Montana Secretary of State Christi Jacobsen challenged the injunction, saying the Montana Constitution allowed legislators to change voting procedures either through statutes or by statewide referendum. But the Supreme Court, citing its 2012 decision rejecting an almost identical ballot measure, ruled that allowing an unconstitutional measure to go to a vote would be a senseless “waste of time and money for all involved.”

The League of Women Voters and other organizations fought HB 325, saying it was an illegal attempt to change the constitutional structure of the judiciary branch. The measure would have split the state into seven Supreme Court districts, with one justice elected from each. The court’s chief justice would then be elected by seven justices.

The measure was almost identical to one the court rejected in Reichert v. McCulloch, in part because it would've transformed a statewide institution into one with more regional interests. Jacobsen urged the court to overrule Reichert, as well as asked the justices to recuse themselves from a case involving how they and their successors would be elected. The majority opinion, by Justice Mike McGrath, rejected all of the state’s arguments.

“The implications are not merely philosophical,” the court said, because the Supreme Court has statewide appellate jurisdiction and supervises how all the lower courts operate.  

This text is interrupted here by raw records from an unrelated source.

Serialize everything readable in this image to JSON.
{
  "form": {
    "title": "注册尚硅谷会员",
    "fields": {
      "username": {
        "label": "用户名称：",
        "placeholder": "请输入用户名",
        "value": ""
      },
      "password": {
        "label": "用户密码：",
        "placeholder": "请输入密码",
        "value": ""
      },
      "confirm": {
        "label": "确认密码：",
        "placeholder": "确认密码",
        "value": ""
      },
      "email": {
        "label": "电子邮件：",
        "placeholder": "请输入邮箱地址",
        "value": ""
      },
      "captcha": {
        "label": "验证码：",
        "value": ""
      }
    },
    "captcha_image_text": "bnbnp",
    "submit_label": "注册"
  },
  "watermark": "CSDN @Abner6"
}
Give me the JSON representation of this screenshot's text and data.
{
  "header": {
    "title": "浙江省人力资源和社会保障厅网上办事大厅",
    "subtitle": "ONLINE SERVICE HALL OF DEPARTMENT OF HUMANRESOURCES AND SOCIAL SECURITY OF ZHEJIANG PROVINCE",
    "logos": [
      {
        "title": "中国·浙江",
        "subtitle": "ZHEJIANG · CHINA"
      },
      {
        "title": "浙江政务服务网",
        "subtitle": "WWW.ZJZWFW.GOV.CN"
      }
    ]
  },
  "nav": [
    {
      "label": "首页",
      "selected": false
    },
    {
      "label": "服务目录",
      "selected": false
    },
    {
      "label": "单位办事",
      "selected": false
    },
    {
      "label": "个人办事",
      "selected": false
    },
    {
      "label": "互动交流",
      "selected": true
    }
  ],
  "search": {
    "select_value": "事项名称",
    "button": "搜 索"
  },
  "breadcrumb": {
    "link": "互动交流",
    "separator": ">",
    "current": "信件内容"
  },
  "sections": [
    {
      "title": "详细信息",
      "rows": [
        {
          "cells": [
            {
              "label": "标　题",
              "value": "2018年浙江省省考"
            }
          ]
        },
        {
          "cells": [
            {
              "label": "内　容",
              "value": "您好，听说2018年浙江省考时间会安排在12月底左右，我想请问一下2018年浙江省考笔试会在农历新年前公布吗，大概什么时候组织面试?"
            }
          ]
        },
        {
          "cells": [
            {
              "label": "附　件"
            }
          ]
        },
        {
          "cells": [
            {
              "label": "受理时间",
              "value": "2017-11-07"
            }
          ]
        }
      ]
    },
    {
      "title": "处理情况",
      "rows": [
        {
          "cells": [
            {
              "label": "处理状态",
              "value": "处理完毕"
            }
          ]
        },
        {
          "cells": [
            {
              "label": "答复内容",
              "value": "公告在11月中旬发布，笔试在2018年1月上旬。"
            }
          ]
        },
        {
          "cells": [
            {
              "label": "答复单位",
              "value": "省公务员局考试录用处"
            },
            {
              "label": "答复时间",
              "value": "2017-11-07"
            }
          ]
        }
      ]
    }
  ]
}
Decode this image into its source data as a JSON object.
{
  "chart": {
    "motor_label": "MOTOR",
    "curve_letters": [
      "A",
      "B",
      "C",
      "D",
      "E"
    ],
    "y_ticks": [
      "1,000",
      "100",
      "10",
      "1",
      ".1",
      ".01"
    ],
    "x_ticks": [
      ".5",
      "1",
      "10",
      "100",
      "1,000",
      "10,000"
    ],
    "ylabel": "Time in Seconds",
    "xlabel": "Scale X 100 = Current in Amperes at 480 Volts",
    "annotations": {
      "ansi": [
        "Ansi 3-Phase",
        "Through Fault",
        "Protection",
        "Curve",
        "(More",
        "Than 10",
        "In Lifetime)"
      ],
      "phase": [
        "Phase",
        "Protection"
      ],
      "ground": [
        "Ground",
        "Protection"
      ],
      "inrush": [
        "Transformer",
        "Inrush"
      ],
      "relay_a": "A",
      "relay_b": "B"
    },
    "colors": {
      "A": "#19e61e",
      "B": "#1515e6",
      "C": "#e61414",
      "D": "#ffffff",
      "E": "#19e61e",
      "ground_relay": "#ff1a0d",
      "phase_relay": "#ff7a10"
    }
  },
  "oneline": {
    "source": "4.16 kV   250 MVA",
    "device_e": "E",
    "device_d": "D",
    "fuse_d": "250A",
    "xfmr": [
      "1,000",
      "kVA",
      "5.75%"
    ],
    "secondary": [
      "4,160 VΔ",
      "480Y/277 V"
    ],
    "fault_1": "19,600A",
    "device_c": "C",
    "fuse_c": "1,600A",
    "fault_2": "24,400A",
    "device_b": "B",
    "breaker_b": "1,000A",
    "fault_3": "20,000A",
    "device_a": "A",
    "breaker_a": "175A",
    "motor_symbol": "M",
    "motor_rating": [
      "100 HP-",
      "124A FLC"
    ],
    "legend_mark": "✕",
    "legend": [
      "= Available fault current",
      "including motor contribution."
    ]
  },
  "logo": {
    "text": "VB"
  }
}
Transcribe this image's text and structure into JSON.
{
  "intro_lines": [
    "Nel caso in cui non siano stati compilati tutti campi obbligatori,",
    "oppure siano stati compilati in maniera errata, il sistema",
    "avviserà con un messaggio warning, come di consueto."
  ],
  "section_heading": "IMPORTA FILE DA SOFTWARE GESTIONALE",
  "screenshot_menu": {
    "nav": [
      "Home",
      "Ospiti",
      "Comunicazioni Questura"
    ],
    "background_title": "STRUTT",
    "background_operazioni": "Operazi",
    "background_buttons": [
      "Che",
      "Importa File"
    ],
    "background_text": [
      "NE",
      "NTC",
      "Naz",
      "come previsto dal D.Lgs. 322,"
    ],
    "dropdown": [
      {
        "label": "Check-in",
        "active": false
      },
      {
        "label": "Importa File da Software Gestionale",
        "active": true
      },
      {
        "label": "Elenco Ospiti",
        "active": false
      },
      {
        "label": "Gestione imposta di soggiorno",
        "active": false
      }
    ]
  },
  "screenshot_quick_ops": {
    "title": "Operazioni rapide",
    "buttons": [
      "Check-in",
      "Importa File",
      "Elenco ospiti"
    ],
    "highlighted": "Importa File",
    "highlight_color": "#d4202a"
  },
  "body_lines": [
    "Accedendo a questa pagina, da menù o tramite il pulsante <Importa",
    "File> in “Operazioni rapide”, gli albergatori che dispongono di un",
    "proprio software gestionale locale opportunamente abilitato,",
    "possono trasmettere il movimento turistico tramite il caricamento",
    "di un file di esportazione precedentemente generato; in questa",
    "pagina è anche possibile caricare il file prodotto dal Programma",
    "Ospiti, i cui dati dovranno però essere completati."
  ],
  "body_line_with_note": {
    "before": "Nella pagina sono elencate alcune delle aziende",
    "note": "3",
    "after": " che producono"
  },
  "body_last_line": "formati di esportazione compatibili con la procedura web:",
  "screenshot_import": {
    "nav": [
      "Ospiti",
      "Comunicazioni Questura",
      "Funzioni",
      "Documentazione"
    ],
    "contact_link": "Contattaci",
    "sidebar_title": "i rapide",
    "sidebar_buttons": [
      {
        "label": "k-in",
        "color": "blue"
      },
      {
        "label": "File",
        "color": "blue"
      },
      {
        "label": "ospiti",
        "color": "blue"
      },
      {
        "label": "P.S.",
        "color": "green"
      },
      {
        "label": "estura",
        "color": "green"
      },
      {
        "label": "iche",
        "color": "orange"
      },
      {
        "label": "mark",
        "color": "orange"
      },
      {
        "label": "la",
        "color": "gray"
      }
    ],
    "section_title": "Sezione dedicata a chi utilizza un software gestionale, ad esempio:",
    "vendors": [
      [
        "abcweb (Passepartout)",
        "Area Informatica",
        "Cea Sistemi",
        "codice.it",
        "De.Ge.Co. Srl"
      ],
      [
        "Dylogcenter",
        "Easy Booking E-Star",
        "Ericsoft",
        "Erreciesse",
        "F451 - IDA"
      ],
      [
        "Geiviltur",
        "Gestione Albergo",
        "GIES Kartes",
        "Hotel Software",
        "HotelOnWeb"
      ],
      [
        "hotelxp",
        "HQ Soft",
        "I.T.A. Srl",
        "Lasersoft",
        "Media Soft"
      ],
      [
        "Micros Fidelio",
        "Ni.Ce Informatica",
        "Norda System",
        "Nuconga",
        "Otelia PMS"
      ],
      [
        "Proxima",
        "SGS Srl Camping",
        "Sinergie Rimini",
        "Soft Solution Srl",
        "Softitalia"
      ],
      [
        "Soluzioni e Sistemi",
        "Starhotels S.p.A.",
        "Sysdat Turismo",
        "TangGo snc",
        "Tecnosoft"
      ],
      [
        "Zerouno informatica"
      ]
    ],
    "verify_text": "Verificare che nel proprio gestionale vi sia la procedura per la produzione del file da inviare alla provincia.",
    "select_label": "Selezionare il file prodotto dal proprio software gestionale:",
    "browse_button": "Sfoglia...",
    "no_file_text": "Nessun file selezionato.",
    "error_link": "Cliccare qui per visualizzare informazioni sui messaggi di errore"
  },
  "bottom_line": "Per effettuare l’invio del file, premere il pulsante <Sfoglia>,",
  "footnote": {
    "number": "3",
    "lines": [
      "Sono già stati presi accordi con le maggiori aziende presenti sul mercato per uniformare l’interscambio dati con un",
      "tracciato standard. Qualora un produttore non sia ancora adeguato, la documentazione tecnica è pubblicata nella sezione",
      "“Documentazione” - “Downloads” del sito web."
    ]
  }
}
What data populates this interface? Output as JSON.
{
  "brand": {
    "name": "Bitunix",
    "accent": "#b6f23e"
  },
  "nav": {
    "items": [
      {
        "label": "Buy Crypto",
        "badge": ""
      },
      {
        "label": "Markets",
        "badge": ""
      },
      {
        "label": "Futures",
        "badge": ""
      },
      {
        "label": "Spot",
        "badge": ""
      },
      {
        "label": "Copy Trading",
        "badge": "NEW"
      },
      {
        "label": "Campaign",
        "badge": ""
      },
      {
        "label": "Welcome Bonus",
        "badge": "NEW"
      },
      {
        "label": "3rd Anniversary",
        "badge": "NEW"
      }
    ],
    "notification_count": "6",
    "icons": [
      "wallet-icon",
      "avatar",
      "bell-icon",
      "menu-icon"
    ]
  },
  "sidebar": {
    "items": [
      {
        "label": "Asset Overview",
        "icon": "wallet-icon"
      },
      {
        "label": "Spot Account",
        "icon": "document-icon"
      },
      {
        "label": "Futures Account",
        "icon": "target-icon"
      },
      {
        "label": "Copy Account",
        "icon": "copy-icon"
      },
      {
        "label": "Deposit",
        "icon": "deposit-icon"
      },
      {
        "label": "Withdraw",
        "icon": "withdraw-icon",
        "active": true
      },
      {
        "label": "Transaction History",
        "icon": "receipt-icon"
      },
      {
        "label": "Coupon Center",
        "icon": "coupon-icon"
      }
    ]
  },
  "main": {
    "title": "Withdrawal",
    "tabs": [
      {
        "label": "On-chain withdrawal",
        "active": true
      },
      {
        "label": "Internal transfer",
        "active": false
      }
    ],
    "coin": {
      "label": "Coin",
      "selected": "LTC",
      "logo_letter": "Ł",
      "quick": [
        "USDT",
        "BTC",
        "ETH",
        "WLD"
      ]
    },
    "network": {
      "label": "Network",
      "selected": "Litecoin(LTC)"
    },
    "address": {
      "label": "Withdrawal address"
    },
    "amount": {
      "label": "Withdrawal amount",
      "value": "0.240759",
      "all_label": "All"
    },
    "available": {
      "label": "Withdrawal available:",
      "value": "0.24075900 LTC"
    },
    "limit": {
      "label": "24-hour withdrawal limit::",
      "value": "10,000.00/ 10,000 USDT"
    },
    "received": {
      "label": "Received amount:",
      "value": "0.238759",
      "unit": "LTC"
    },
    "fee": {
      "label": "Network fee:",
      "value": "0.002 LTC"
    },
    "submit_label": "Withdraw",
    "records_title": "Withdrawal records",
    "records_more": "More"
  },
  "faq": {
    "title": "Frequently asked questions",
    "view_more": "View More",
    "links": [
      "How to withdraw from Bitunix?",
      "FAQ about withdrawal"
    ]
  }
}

“HB 325 would deny Montana voters a say in the identity of six out of the seven individuals responsible for such weighty decisions affecting their lives,” the court ruled. “Our 2012 Reichert precedent is squarely on-point and should, barring a rare departure from the doctrine of stare decisis, be controlling here. The requirements and protections of the Constitution and the law do not vary from one county or district to another.”

Justice Beth Baker dissented, joined by Justice Jim Rice, saying the case wasn’t ready for review. Unlike the previous ballot measure, this one wouldn’t affect elections until 2024, she wrote. The ballot measure in Reichert was clearly unconstitutional, she went on, because the district residency requirement conflicted with qualifications laid out in the state Constitution.

“In an ironic turn, the Court denies Montanans the right to vote so that they cannot be denied the right to vote,” she wrote. “We should let the process run its course before putting the Court’s own thumb on the scale.”